Además, los estudios de microeconomía empírica efectuados por Mosekilde, Larsen, Sterman, Brock, LeBaron, Woodford y otros sugieren que el caos se puede producir en el laboratorio. Los tres primeros, por ejemplo, idearon un juego consistente en un sistema de producción y distribución de cerveza, con fábricas, mayoristas y minoristas, todo de pega. Introdujeron regulaciones verosímiles en pedidos, existencias y tiempo, y pidieron a directivos, personal contratado y otras personas que desempeñaban otras funciones que jugaran como si todo fuera en serio y con objeto de tomar decisiones económicas sensatas. Descubrieron que la interacción de los jugadores llegaba a producir caos: variaciones aperiódicas e impredecibles en las existencias, retrasos importantes en el cumplimiento de los pedidos y sensibilidad extrema a los pequeños cambios en las condiciones iniciales.

Siempre es peligroso y a menudo estúpido aplicar resultados técnicos fuera de su dominio original, sobre todo cuando queda mucho trabajo matemático por hacer. Sin embargo, creo que la teoría del caos (y muchas otras cosas) nos aconseja que seamos escépticos cuando leamos artículos sobre planificaciones políticas, económicas o militares de alguna complejidad. Muchos sistemas más sencillos, regidos por leyes transparentes y deterministas, son escurridizamente impredecibles.

Aunque la teoría del caos hace dudar de la validez a largo plazo de muchas previsiones sociales, apunta también algunas ideas constructivas, aunque vagas, para tenerlas presentes al leer artículos sobre economía y otros sistemas sociales.
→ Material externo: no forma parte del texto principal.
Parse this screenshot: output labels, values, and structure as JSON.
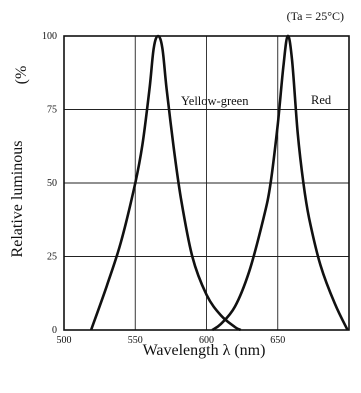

Una dice que un cambio real en los sistemas suele exigir la reorganización de su estructura. Otra, que para producir cambios en un sistema concreto hay que buscar puntos de apoyo máximo, puntos que con frecuencia no son evidentes y que a veces están lejos de los efectos que se buscan. Otra, que hay pruebas de que hace falta un poco de caos para que los sistemas se estabilicen y recuperen.